Refrigerator Rattling Noises [SOLVED!] -
Appliance Troubleshooting

Understanding and Resolving Refrigerator Rattling Noises

Written by

Jason Carter

Understanding and Resolving Refrigerator Rattling Noises

Over the years:

I’ve seen countless kitchen appliances, each with its distinct hums and murmurs. But, if there’s one sound that always makes me raise an eyebrow, it’s a refrigerator’s jarring rattle.

Here’s the thing:

As an appliance technician, I’ve spent years diagnosing these unsettling noises. And with insights from Dean Andrews, a respected technician from Briston, we’ve crafted solutions you can trust.

Eager to bring back the quiet? Dive in with me.

Refrigerator Rattling Noises

Why Is Your Refrigerator Making Rattling Noises?

A rattling refrigerator can stump even seasoned technicians. From fridge placement, and the arrangement of items, to internal parts like the evaporator fan or drain pan, numerous culprits could be behind that irksome noise. Heck, even the compressor or condenser fan could be playing tricks on you.

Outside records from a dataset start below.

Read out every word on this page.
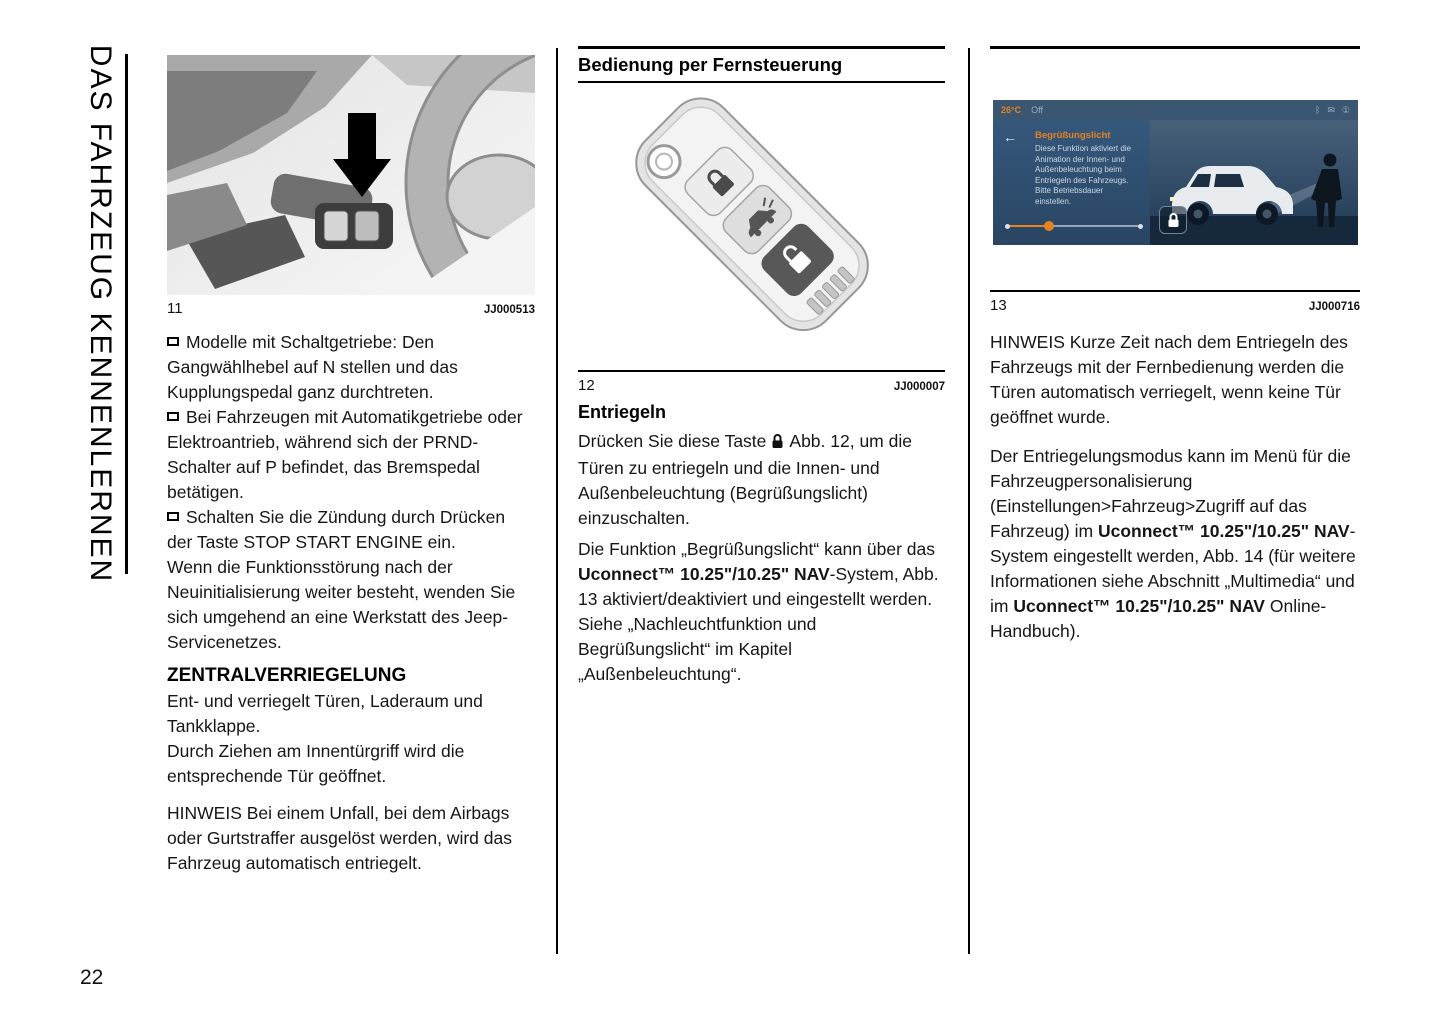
DAS FAHRZEUG KENNENLERNEN
22
11	JJ000513

Modelle mit Schaltgetriebe: Den Gangwählhebel auf N stellen und das Kupplungspedal ganz durchtreten.

Bei Fahrzeugen mit Automatikgetriebe oder Elektroantrieb, während sich der PRND-Schalter auf P befindet, das Bremspedal betätigen.

Schalten Sie die Zündung durch Drücken der Taste STOP START ENGINE ein.

Wenn die Funktionsstörung nach der Neuinitialisierung weiter besteht, wenden Sie sich umgehend an eine Werkstatt des Jeep-Servicenetzes.

ZENTRALVERRIEGELUNG

Ent- und verriegelt Türen, Laderaum und Tankklappe.

Durch Ziehen am Innentürgriff wird die entsprechende Tür geöffnet.

HINWEIS Bei einem Unfall, bei dem Airbags oder Gurtstraffer ausgelöst werden, wird das Fahrzeug automatisch entriegelt.

Bedienung per Fernsteuerung
12	JJ000007
Entriegeln

Drücken Sie diese Taste Abb. 12, um die Türen zu entriegeln und die Innen- und Außenbeleuchtung (Begrüßungslicht) einzuschalten.

Die Funktion „Begrüßungslicht“ kann über das Uconnect™ 10.25"/10.25" NAV-System, Abb. 13 aktiviert/deaktiviert und eingestellt werden. Siehe „Nachleuchtfunktion und Begrüßungslicht“ im Kapitel „Außenbeleuchtung“.

26°C Off	ᛒ ✉ ①
← Begrüßungslicht
Diese Funktion aktiviert die Animation der Innen- und Außenbeleuchtung beim Entriegeln des Fahrzeugs. Bitte Betriebsdauer einstellen.
13	JJ000716

HINWEIS Kurze Zeit nach dem Entriegeln des Fahrzeugs mit der Fernbedienung werden die Türen automatisch verriegelt, wenn keine Tür geöffnet wurde.

Der Entriegelungsmodus kann im Menü für die Fahrzeugpersonalisierung (Einstellungen>Fahrzeug>Zugriff auf das Fahrzeug) im Uconnect™ 10.25"/10.25" NAV-System eingestellt werden, Abb. 14 (für weitere Informationen siehe Abschnitt „Multimedia“ und im Uconnect™ 10.25"/10.25" NAV Online-Handbuch).
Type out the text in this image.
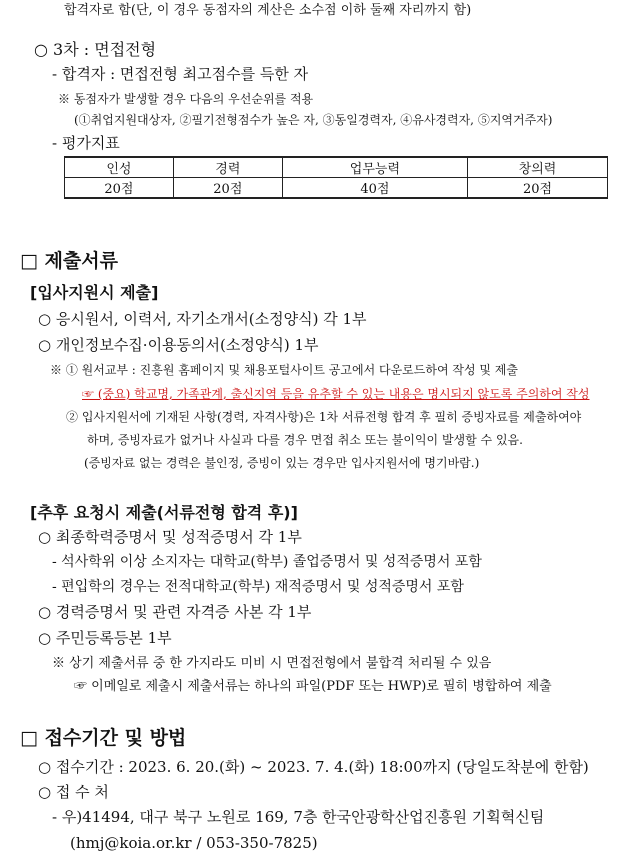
합격자로 함(단, 이 경우 동점자의 계산은 소수점 이하 둘째 자리까지 함)
○ 3차 : 면접전형
- 합격자 : 면접전형 최고점수를 득한 자
※ 동점자가 발생할 경우 다음의 우선순위를 적용
(①취업지원대상자, ②필기전형점수가 높은 자, ③동일경력자, ④유사경력자, ⑤지역거주자)
- 평가지표
인성	경력	업무능력	창의력
20점	20점	40점	20점
□ 제출서류
[입사지원시 제출]
○ 응시원서, 이력서, 자기소개서(소정양식) 각 1부
○ 개인정보수집·이용동의서(소정양식) 1부
※ ① 원서교부 : 진흥원 홈페이지 및 채용포털사이트 공고에서 다운로드하여 작성 및 제출
☞ (중요) 학교명, 가족관계, 출신지역 등을 유추할 수 있는 내용은 명시되지 않도록 주의하여 작성
② 입사지원서에 기재된 사항(경력, 자격사항)은 1차 서류전형 합격 후 필히 증빙자료를 제출하여야
하며, 증빙자료가 없거나 사실과 다를 경우 면접 취소 또는 불이익이 발생할 수 있음.
(증빙자료 없는 경력은 불인정, 증빙이 있는 경우만 입사지원서에 명기바람.)
[추후 요청시 제출(서류전형 합격 후)]
○ 최종학력증명서 및 성적증명서 각 1부
- 석사학위 이상 소지자는 대학교(학부) 졸업증명서 및 성적증명서 포함
- 편입학의 경우는 전적대학교(학부) 재적증명서 및 성적증명서 포함
○ 경력증명서 및 관련 자격증 사본 각 1부
○ 주민등록등본 1부
※ 상기 제출서류 중 한 가지라도 미비 시 면접전형에서 불합격 처리될 수 있음
☞ 이메일로 제출시 제출서류는 하나의 파일(PDF 또는 HWP)로 필히 병합하여 제출
□ 접수기간 및 방법
○ 접수기간 : 2023. 6. 20.(화) ~ 2023. 7. 4.(화) 18:00까지 (당일도착분에 한함)
○ 접 수 처
- 우)41494, 대구 북구 노원로 169, 7층 한국안광학산업진흥원 기획혁신팀
(hmj@koia.or.kr / 053-350-7825)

Now, from personal experience:

The key? Finding exactly where that noise is coming from before diving into fixes or replacements.

In this guide, I, Jason, will walk you through the steps to pinpoint and silence that persistent rattle.

Ready to bring the peace back to your kitchen? Let’s dive in!

7 Common Causes and Troubleshooting Hacks for a Rattling Refrigerator

Commonly Affected PartsEstimated Cost
Evaporator fan$25 – $50
Defrost timer$10 – $25
Drain pan$5 – $10
Condenser fan$20 – $30
Compressor$230 – $480
Bad Condenser Fan Making Rattling Noise

1. Refrigerator Placement


Get this:

If the rattling noise is coming from inside the fridge, the first thing to check is your refrigerator level and position.

Here’s why:

If your fridge isn’t properly leveled, it will tilt and eventually rest on the floor. As the fridge vibrates during operation, it will continuously hit the floor, causing a rattling noise.


If the fridge is too close to the wall, the water line and back panel will keep coming in contact with the wall, causing it to rattle loudly.

Identification and Solution:

Last month:

One of our Facebook community members reached out when her newly installed Samsung refrigerator started rattling after she plugged it in.

Dean suspected the fridge was too close to the wall and advised her to check her fridge level and move the fridge forward slightly.

Sure enough:

The noise stopped afterward. Thus, I’d recommend adjusting your fridge’s position by moving it forward. If this doesn’t stop the noise, you’d need to adjust the fridge level.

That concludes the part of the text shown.